Source: Amanda Peterka, E&E reporter • Posted: Wednesday, November 21, 2012

The Renewable Fuels Association is asking the Obama administration to press for a correction of Brazil’s “trade-distorting policies.”

In a letter to U.S. Trade Representative Ron Kirk, the trade group says Brazil’s decision last year to lower the amount of ethanol allowed in gasoline and the state of São Paulo’s 25 percent tariff on ethanol imports has hampered U.S. producers’ ability to export ethanol to Brazil.

Renewable Fuels Association President and CEO Bob Dinneen wrote that the policies have caused a precipitous drop in U.S. exports to Brazil. Last year, the United States exported 1.2 billion gallons of ethanol, with about a third going to Brazil. This year, that number is expected to drop to between 650 million and 750 million, with 15 percent, at most, going to Brazil.

“The impacts of Brazil’s trade-distorting policies are becoming ever more harmful as U.S. ethanol producers endure devastatingly bad economics exacerbated by a lack of markets,” Dinneen wrote in the letter Friday.

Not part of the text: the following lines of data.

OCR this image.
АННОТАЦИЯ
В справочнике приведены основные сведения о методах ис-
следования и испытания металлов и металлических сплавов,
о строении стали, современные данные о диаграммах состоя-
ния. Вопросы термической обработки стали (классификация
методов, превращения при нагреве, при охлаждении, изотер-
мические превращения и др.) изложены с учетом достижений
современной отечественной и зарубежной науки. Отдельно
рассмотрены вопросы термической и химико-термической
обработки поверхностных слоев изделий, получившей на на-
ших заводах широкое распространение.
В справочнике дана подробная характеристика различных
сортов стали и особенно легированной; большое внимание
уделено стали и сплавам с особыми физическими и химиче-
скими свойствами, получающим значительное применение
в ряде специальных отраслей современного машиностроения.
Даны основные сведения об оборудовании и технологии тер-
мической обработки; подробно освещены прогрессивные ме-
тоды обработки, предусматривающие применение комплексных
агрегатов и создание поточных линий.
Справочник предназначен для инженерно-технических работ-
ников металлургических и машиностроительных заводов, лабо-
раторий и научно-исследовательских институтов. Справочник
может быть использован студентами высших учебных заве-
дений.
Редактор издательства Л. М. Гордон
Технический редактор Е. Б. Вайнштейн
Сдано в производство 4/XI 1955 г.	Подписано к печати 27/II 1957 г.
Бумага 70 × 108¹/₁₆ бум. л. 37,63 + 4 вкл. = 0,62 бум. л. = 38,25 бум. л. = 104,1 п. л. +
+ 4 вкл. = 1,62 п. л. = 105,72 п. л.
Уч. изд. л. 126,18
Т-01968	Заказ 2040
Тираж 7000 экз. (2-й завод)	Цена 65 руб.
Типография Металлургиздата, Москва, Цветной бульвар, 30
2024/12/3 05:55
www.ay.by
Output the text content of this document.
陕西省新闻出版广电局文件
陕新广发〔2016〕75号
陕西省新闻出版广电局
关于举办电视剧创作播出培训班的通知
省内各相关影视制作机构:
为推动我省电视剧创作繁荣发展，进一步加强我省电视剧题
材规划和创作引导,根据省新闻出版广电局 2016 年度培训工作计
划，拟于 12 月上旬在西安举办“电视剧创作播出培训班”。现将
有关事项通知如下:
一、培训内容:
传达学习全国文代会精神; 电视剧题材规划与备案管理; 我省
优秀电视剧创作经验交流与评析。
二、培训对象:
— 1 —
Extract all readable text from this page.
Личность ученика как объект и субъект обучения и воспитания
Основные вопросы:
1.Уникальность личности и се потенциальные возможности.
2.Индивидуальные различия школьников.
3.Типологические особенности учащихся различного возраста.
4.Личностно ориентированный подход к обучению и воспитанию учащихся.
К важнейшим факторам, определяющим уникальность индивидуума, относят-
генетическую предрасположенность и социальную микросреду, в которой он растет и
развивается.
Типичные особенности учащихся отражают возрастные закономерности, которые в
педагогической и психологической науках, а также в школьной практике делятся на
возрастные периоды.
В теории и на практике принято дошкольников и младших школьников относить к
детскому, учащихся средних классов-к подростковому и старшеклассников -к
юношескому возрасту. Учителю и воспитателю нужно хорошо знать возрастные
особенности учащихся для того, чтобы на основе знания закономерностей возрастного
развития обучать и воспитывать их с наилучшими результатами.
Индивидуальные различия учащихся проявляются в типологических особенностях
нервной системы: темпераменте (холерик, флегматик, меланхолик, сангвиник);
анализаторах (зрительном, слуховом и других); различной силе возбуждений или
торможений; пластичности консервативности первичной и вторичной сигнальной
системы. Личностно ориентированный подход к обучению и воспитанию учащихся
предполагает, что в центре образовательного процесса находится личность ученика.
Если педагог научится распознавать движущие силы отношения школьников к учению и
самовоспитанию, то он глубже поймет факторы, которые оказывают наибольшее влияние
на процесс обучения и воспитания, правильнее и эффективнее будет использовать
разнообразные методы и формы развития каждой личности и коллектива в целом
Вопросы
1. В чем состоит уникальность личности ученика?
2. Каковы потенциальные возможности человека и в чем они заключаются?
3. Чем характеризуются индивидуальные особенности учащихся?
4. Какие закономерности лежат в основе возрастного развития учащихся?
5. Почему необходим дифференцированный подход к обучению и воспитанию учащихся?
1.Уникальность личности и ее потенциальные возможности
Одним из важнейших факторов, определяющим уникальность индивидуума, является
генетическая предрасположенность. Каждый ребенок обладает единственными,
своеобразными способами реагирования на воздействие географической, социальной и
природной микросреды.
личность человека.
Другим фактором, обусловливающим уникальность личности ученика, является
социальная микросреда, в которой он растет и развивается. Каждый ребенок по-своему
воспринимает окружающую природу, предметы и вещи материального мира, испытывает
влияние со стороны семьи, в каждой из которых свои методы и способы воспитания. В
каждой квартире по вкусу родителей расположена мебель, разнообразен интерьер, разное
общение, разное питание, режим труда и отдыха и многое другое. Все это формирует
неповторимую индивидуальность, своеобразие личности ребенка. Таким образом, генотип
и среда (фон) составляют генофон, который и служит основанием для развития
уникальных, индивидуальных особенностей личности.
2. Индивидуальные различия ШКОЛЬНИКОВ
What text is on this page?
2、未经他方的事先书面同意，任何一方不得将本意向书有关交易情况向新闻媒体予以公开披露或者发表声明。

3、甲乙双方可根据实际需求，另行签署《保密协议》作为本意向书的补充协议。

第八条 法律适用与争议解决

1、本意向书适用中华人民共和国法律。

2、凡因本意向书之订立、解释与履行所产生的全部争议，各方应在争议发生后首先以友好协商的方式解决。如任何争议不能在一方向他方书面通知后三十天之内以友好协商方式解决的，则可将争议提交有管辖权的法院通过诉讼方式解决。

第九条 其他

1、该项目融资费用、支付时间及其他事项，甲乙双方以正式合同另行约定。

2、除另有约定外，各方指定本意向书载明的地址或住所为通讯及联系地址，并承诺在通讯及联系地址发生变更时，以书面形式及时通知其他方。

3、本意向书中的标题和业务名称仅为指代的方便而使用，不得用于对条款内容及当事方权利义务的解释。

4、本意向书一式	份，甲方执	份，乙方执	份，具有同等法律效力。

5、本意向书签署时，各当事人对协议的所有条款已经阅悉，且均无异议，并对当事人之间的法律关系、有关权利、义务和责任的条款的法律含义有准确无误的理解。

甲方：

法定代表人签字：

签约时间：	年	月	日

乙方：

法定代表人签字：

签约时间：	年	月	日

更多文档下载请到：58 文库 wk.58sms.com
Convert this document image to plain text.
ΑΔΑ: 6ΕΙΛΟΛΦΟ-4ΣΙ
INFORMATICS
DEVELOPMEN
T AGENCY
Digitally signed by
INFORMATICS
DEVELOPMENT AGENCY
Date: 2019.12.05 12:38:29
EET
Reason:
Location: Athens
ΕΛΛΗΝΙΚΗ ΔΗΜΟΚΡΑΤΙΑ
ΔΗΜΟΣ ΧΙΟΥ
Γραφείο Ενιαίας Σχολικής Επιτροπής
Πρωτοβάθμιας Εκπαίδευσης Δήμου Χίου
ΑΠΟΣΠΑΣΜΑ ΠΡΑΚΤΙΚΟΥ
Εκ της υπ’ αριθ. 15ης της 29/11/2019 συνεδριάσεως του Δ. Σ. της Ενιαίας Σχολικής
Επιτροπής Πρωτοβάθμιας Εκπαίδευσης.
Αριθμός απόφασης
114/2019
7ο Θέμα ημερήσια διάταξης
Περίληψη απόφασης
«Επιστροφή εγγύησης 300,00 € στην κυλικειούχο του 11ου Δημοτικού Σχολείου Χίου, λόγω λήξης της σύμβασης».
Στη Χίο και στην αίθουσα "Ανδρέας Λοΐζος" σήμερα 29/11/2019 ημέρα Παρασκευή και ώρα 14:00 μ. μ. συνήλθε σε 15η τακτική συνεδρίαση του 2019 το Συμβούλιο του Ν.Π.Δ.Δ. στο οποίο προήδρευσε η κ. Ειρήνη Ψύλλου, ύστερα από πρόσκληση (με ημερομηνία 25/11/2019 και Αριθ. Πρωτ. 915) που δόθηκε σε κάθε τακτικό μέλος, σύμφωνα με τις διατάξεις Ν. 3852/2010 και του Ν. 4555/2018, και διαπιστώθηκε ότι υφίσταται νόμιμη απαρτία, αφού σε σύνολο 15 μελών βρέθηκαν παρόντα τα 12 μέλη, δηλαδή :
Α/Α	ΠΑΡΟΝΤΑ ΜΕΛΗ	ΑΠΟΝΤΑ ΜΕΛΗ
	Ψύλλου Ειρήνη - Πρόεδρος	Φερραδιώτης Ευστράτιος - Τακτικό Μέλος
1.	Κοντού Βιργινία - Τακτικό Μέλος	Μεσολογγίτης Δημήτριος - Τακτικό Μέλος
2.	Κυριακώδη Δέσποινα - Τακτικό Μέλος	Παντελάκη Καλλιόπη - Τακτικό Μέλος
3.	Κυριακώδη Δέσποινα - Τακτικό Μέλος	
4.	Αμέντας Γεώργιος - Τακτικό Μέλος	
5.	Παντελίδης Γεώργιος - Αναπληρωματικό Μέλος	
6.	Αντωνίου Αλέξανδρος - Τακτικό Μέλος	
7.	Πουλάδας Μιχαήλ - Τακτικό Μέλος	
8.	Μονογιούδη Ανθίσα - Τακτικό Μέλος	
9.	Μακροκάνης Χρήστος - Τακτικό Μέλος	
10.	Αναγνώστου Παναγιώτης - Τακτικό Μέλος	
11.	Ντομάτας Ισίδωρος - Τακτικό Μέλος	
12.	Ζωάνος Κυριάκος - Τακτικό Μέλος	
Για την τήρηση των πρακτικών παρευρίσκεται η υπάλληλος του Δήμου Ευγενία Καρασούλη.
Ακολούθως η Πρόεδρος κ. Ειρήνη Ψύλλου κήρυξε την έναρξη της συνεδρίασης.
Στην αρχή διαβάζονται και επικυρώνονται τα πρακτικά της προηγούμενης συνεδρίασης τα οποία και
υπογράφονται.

Last year, Brazil reduced the amount of ethanol allowed in gasoline from 25 percent to 18 percent on concerns of a poor sugar cane crop. Dinneen accused the Brazilian government of taking the action to artificially reduce demand for U.S. ethanol and free up Brazilian ethanol to be exported to the United States.

He also said that São Paulo’s decision to put a 25 percent tariff on all imports while waiving it for domestic products discriminates against U.S. ethanol. Because most ethanol trade in Brazil comes through the state of São Paulo, the tariff is an artificial barrier in violation of international trade agreements, Dinneen said.

“Without a more fair and free trade arrangement with between Brazil and the U.S. with respect to ethanol,” Dinneen wrote, “the U.S. industry will continue to suffer unnecessarily from artificial trade barriers erected to protect the Brazilian fuel market.”

Dinneen added that the U.S. government has gone through “great lengths” to encourage international trade in ethanol by eliminating the secondary tariff on imported ethanol and allowing sugar-cane ethanol imported from Brazil to count for credit in the United States’ renewable fuel standard.

In the letter, Dinneen requests a meeting with Kirk to discuss the association’s concerns and asks for “any possible assistance” that the Office of the U.S. Trade Representative could provide.

The association wrote to Kirk in October of last year and twice earlier this year requesting help with Brazil’s policies. In an email provided by a spokeswoman, Dinneen said that Kirk’s office has “responded constructively and we continue to work with them on these issues.”